January 17, 2013

Another View: President, not Congress, to blame for debt ceiling dispute

Obama should offer cuts as well as new taxes if he really wants a balanced approach.

By Jim Burke

Your editorial on Jan. 8, "Our View: Congress should not use debt ceiling as hostage" should have been entitled "President should not force Congress to use debt ceiling as hostage."

For the last four years Obama and company have been spending $1.50 for every $1 of revenue (taxes) so that in his first term the national debt has increased by $ 5.5 trillion ( yes, that's a "t.")

Recently, with the new taxes on the "wealthy," the ending of the payroll tax reduction for most Americans, and all of the new "taxes" (per the Supreme Court) related to Obamacare (now known to many as the "Unaffordable Health Care Act), the federal government has just assessed the largest tax increase on Americans in our history.

And if he truly meant to take a "balanced approach" (his words) to the debt/deficit, why isn't he now proposing significant expense cuts and why isn't that the thrust of your editorial?

Instead, you want to defend Obama with a couple of weak arguments.
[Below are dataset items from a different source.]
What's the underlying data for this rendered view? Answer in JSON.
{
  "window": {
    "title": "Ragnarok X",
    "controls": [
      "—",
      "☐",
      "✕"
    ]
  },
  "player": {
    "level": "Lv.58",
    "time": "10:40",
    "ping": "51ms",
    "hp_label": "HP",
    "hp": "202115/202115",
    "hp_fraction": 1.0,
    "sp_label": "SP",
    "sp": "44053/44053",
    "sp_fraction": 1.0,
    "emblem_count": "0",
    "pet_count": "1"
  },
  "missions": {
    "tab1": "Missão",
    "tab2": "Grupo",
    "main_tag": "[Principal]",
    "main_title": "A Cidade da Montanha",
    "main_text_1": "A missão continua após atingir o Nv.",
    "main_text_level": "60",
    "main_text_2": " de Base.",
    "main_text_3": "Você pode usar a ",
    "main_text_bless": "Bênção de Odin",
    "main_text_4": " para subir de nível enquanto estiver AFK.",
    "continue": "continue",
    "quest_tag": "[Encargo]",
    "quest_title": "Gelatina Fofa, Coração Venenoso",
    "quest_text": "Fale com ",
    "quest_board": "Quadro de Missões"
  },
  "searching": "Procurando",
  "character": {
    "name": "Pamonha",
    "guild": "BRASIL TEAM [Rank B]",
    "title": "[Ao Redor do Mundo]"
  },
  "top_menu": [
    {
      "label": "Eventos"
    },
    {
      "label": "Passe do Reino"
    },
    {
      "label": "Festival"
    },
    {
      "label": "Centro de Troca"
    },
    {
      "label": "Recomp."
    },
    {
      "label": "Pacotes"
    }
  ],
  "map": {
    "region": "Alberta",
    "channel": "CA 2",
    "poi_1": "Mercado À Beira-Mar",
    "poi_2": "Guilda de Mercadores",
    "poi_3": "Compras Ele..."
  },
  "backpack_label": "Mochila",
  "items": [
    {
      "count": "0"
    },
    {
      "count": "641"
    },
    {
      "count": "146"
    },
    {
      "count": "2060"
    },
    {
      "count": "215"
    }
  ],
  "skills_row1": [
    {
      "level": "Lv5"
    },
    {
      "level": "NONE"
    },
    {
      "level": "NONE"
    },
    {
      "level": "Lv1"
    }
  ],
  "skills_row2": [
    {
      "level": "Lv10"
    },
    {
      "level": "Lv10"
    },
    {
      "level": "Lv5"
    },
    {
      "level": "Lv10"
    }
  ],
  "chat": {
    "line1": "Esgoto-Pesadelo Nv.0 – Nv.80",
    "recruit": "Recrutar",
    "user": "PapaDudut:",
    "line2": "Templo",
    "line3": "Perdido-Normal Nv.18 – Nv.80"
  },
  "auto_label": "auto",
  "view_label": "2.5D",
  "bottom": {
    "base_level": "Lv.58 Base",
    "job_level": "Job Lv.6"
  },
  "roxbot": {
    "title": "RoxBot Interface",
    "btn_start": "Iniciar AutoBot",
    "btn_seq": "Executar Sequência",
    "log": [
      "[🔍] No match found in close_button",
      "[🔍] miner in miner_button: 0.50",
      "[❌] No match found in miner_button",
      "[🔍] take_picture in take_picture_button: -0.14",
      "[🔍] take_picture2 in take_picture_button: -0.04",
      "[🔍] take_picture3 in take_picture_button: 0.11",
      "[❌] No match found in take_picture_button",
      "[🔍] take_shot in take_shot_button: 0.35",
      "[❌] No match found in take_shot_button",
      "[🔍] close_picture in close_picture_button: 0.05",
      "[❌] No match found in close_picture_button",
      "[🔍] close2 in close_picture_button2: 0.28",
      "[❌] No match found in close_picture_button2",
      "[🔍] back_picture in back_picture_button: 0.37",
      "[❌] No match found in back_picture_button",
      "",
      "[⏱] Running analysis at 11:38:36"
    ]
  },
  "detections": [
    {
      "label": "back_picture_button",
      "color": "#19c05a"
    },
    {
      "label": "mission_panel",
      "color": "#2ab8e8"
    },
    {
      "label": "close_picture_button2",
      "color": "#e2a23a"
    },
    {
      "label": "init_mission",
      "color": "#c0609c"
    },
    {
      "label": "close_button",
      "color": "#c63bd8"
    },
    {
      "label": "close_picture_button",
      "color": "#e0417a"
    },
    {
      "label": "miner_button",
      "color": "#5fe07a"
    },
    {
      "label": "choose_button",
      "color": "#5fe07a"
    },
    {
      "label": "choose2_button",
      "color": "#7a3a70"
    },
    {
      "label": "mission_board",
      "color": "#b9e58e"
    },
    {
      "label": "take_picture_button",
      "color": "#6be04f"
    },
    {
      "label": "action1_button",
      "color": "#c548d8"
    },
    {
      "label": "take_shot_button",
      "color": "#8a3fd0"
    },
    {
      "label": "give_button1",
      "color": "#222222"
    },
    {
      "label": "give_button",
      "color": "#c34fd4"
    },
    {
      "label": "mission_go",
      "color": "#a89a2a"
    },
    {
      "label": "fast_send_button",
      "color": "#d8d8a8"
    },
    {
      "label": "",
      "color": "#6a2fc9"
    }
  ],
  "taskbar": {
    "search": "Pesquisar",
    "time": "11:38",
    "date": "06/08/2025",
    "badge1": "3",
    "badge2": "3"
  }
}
You say 1.) that he could use the 14th amendment to bypass Congress and just increase the debt limit on his own (no president in our history has ever done this!) and 2.) that "some say" (who are some?) "he could mint a single platinum coin in the denomination of $1 trillion that could be deposited in the Federal Reserve."

(If this were true, why not just mint 17 platinum coins of $1 trillion each and declare the national debt " paid in full?")

Did you do your research on this one? What would this do to the value of our dollar and our economy? Needless to say, nothing good!

Based on the opinions expressed in your article, I believe the president has a third option -- just burn the Constitution. Then you may just continue to not hold King Obama accountable for anything.

Jim Burke is a resident of Cumberland.